Valuable cattle missing during liquidation of Aboriginal company

LIQUIDATORS involved in the winding up of a pastoral company on Aboriginal land have raised questions about the mysterious disappearance of about 100 valuable dairy cattle.

Aboriginal community members Geoff Clark (left), Phillip Chatfield and Billy McGuinness staged a protest at the entrance of the Boona Pastoral Company dairy farm east of Yambuk yesterday.

Aboriginal community members Geoff Clark (left), Phillip Chatfield and Billy McGuinness staged a protest at the entrance of the Boona Pastoral Company dairy farm east of Yambuk yesterday.

Worrells forensic account partner Ivan Glavas said his firm was appointed liquidator in October last year for the Boona Pastoral Company (BPC)  which runs a farm on Kirrae Whurrong Community Inc. land near Yambuk.

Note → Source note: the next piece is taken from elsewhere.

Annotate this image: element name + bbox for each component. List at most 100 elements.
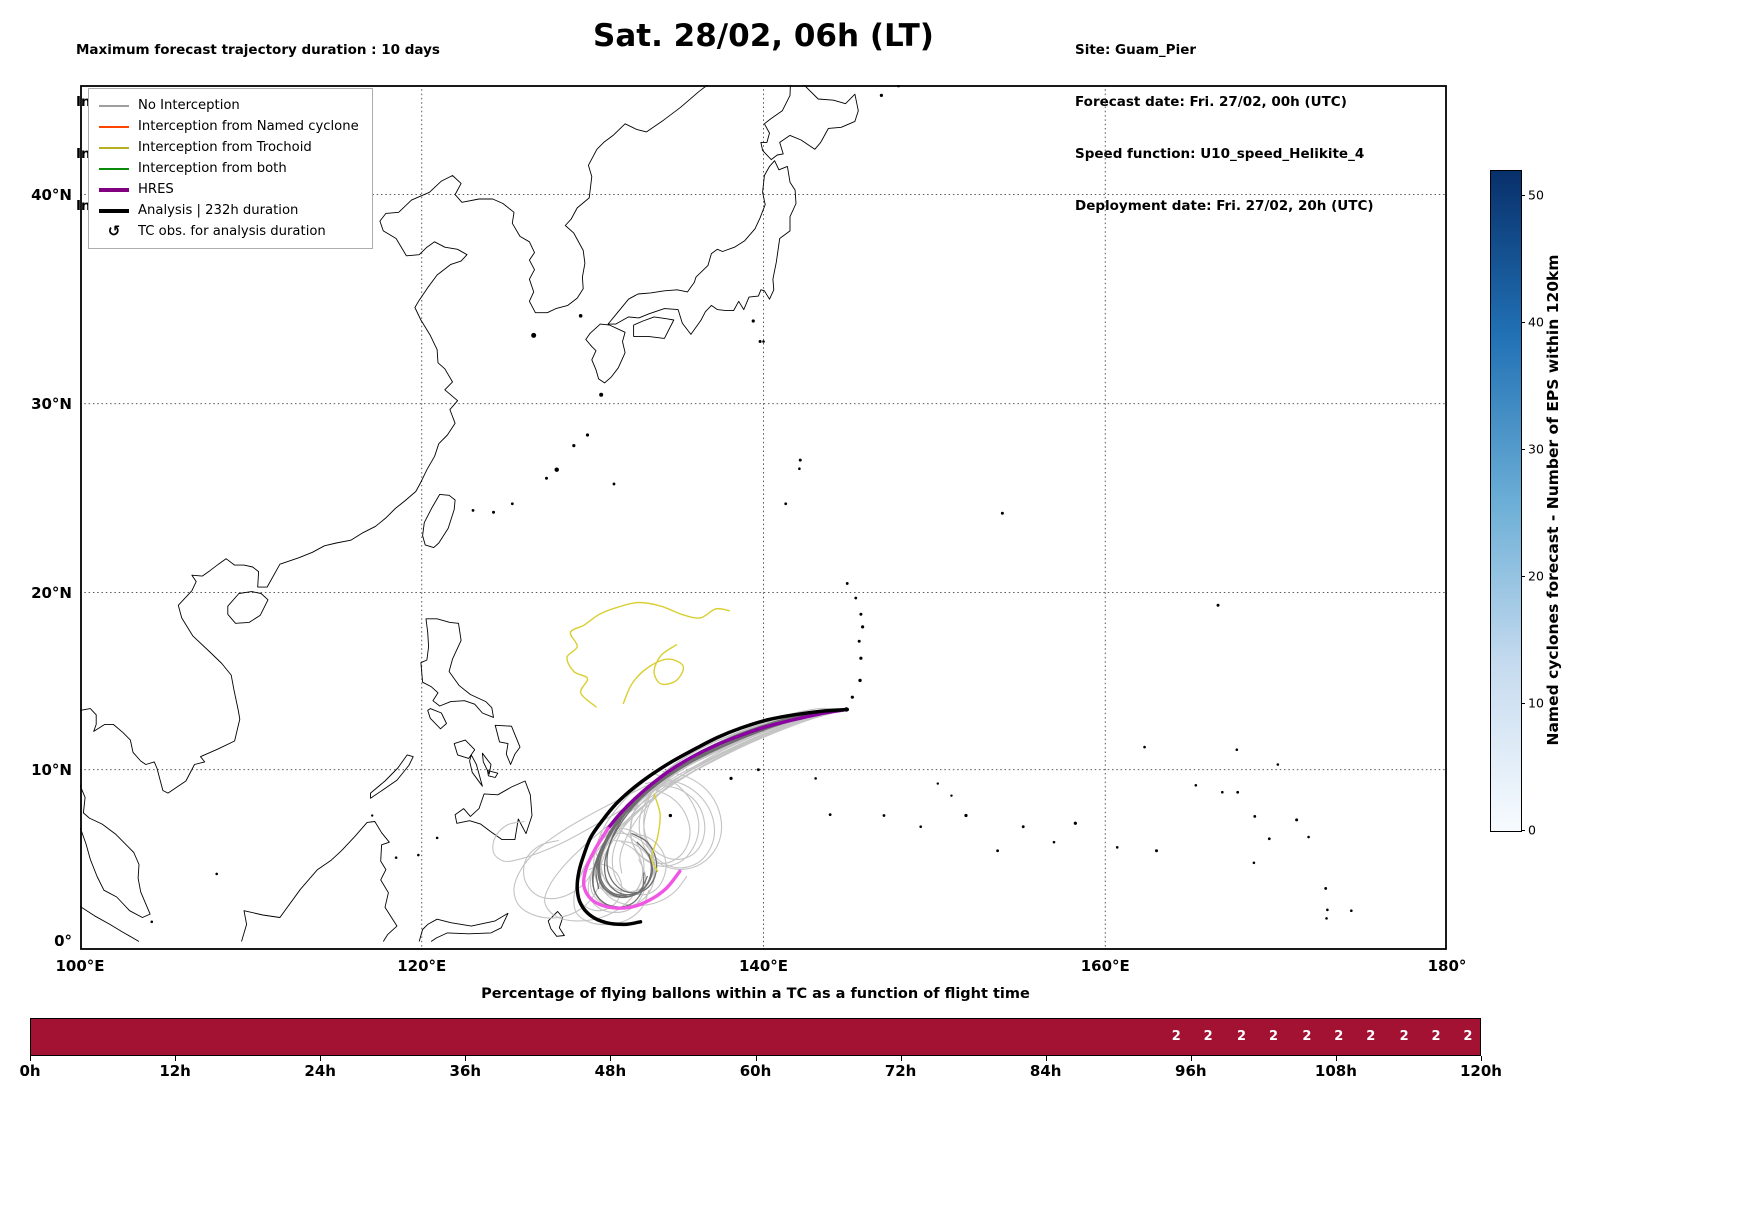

The company is being liquidated with debts running into the hundreds of thousands of dollars to the Framlingham Aboriginal Trust.

Mr Glavas confirmed that Federal Police and Victorian Department of Aboriginal Affairs, as well as other government entities, were conducting investigations into the affairs of parties involved.

He said his main issue was that cattle were apparently disappearing from the Yambuk property. 

The cattle were not well and their health needed to be maintained in the hope of selling them.

It is understood that 210 dairy cattle would be valued about $500,000, but up to half of those cattle are believed to have gone missing. 

Company searches indicate Boona Pastoral Company Pty Ltd is a private company located in Purnim. It was established in 1999 and the director previously listed was Geoffrey Wayne Clark.

Mr Glavas said there were a large number of competing interests in relation to assets and his firm was being provided with a lot of information which was changing almost hourly.

He described the liquidation process as being at stage two of six stages with Kirrae Whurrong claiming to have contributed up to 100 head of cattle to the Boona operations between 15 and 20 years ago.

“There are a number of competing interests and it would be fair to describe the record keeping practices of many of the bodies involved as atrocious,” he said.

Mr Glavas said his firm was in the process of shoring up assets, which included employing security guards to ensure the cattle remained on the farm.

Worrells was appointed liquidator on October 9 last year and has worked since then to attempt to strike a commercial deal in the best interests of all concerned.

A meeting of creditors was held in Warrnambool on January 30 to receive reports from the liquidator on the company.

Mr Glavas said the large number of competing interests, some known and others not, made the case different to many he had handled.

He said some of those interests appeared to be operating within parameters which were not lawful.

“There is a system that needs to be followed. Parties cannot take ownership and entitlement. They need to be able to prove that,” he said.

“Our main concern is that people associated with the community are disrupting the process and will likely cause more cost to what could be a reasonable commercial result.”

Mr Glavas said all interests had been asked to provide proof of ownership in relation to the cattle. “Interests need to register an interest, they can’t just take stuff,” he said.

An Auditor-General audit report in 2002-03 showed the Indigenous Land Council (ILC) purchased the Boona property, on the eastern side of Yambuk on October 24, 1996 and divested title to the Kirrae Whurrong Community Inc. on November 20, 1997. 

The ILC then provided loan funding of $540,000 to the Boona Pastoral Company to support the establishment of a dairy farm enterprise.

The Aboriginal and Torres Strait Islander Commission, of which Mr Clark was previously chairman, provided a $500,000 grant to the BPC to help establish the business. 

Mr Clark, who was once paid $240,000 a year as head of ATSIC, declared himself bankrupt in July 2009, two years after a civil jury found that he led two pack rapes against a woman in 1971.

Kirrae Whurrong Community Inc. (KWC) was established to promote the interests of Framlingham Aboriginal community with emphasis on the development of economic self-sufficiency.

In June 2010, KWC had net assets of $4.4 million, including a lease arrangement with Boona. 

Boona generated income of up to $1 million a year and had shares in dairy company Murray Goulburn.

Framlingham Aboriginal Trust officials yesterday declined to comment, saying the action to liquidate Boona was taken with the support of the Framlingham community.